Review Summary: Lost in spaaaaace
The best thing about the new
Japanese Breakfast album might be the contextual tidbits, which is a bit of a backhanded compliment.
Soft Sounds From Another Planet is charming even in its half-successful space-y conception; allegedly, it was meant to be much more sci-fi heavy, but eventually saw itself grounded in Michelle Zauner’s day-by-day (in some cases, month-by-month, and so on) woes. The drawn-out opener, “Diving Woman”, sets the tone for this in a cleverly self-aware affirmation. It reaches for the stars from a bedroom window like Hope Sandoval, or a younger, naive Kendra Smith. Then, it descends into a lucid dream. Whereas previous full-length
Psychopomp, which saw Zauner coping with her mother’s passing in the clutch of cancer,
Soft Sounds From Another Planet has a more broad, non-chronological sense of urgency. Rather than an album
that needed to be recorded, her newest is a collection of songs that, each by their own accord, needed to be recorded.
Strewn with relatable anecdotes,
Soft Sounds From Another Planet is best accompanied by lyrical booklet. “Road Head”, for example, is about resorting to a sexual act in desperation to save a waning relationship; and, in doing so, one becomes more convinced in its inevitable failure. Much like the subject matter, the song feels a bit rushed. “This House” associates the muddled feelings we might feel for a past lover being misattributed: we actually just miss our past selves. The problem with
Soft Sounds is one of conveyance. Rarely do the whimsical songs really aim for the gut. The compositions seem much less remarkable when stripped of the context. It’s easy to love the idea of __ more than the actual sounds. In fairness, the sounds are still
nice, and even engrossing in bite-sized doses. “Boyish” (which previously appears on a
Little Big League album,
Tropical Jinx) resembles a magical, easily-missed moment where a girl sings a tired, cliched barroom tune with enough commitment, anyone lucky enough to take notice will see the space around her dissolve; then, the lyrics, despite maybe being written decades prior, are purposeful once more. And then, she’s gone.

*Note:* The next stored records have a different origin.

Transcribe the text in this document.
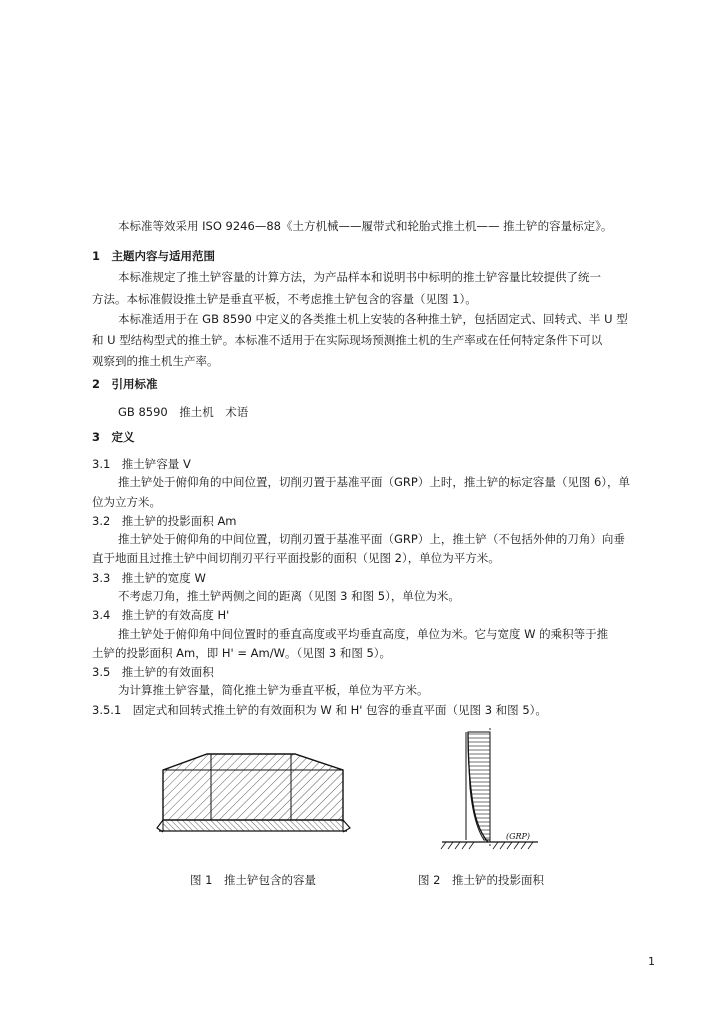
本标准等效采用 ISO 9246—88《土方机械——履带式和轮胎式推土机—— 推土铲的容量标定》。
1　主题内容与适用范围
本标准规定了推土铲容量的计算方法，为产品样本和说明书中标明的推土铲容量比较提供了统一
方法。本标准假设推土铲是垂直平板，不考虑推土铲包含的容量（见图 1）。
本标准适用于在 GB 8590 中定义的各类推土机上安装的各种推土铲，包括固定式、回转式、半 U 型
和 U 型结构型式的推土铲。本标准不适用于在实际现场预测推土机的生产率或在任何特定条件下可以
观察到的推土机生产率。
2　引用标准
GB 8590　推土机　术语
3　定义
3.1　推土铲容量 V
推土铲处于俯仰角的中间位置，切削刃置于基准平面（GRP）上时，推土铲的标定容量（见图 6），单
位为立方米。
3.2　推土铲的投影面积 Am
推土铲处于俯仰角的中间位置，切削刃置于基准平面（GRP）上，推土铲（不包括外伸的刀角）向垂
直于地面且过推土铲中间切削刃平行平面投影的面积（见图 2），单位为平方米。
3.3　推土铲的宽度 W
不考虑刀角，推土铲两侧之间的距离（见图 3 和图 5），单位为米。
3.4　推土铲的有效高度 H'
推土铲处于俯仰角中间位置时的垂直高度或平均垂直高度，单位为米。它与宽度 W 的乘积等于推
土铲的投影面积 Am，即 H' = Am/W。（见图 3 和图 5）。
3.5　推土铲的有效面积
为计算推土铲容量，简化推土铲为垂直平板，单位为平方米。
3.5.1　固定式和回转式推土铲的有效面积为 W 和 H' 包容的垂直平面（见图 3 和图 5）。
图 1　推土铲包含的容量
(GRP)
图 2　推土铲的投影面积
1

When examined without consideration for the numerous backstories,
Soft Sounds From Another Planet feels like a bit of a hodgepodge of songs old and new. It’s fine that the context lends validity to the messages therein, but not that the album’s magic seems so reliant on it. Still, to give credit where some is due: Zauner, despite not being a technically impressive vocalist, manages to be versatile with little exertion. She sounds sultry and guarded in equal measure on the title track. On “12 Steps”, she sings with cheeky contempt. It’s not clear whether or not this is all to her credit as a vocalist, or to her credit as a producer alongside Craig Hendrix.
There are instrumental standouts, namely “The Body is a Blade” and “Diving Woman”, where seemingly last-minute ideas grant the songs a flukey sense of wonder. “Body is a Blade” and “Road Head" feature simple, repeated keyboard flourishes (for the nerds: a Roland Juno-6). Somehow, the lap steel guitar in “Boyish” occasionally teleports the song into a renaissance-era courtship, defying the fact that lap steel guitars didn’t exist in that timeframe. Stripped down title track “Soft Sounds From Another Planet” is a space-western song of lament, like what one could hope of hearing on
Firefly. The keyboard in “Till Death”, despite initially sounding banal, grants the song a cutesy surrender, like one’s daughter saying for the first time with 100-percent certainty that she is indeed in love with someone. This sentiment is blackened by the wordplay, which speaks of anxiety, grief, and fear of death. Sore thumb “Machinist” features auto-tuned vocals and robot fetishism, and it’s evident that this was the first song written specifically for the album with its initial sci-fi themes in mind.
It’s ironic that
Soft Sounds From Another Planet, whose inceptive theme of planetary travel was eventually scrapped, still seems destined to lose many of its listeners as minutes pass. One subtle, feather-light idea fades and gives way to another of a different mould. You are drawn in long enough to be slightly intrigued, but not long enough to become wholly invested before something else paints over the previous track’s MO. Little idiosyncrasies are too easy to forget, and yours truly wouldn’t have been able to recite them without the album playing repeatedly in the writing process (not a bad habit regardless, but in this case it was an absolute necessity). There are plenty of loveable moments, sure, but they tend to congeal like sand passing through your fingers.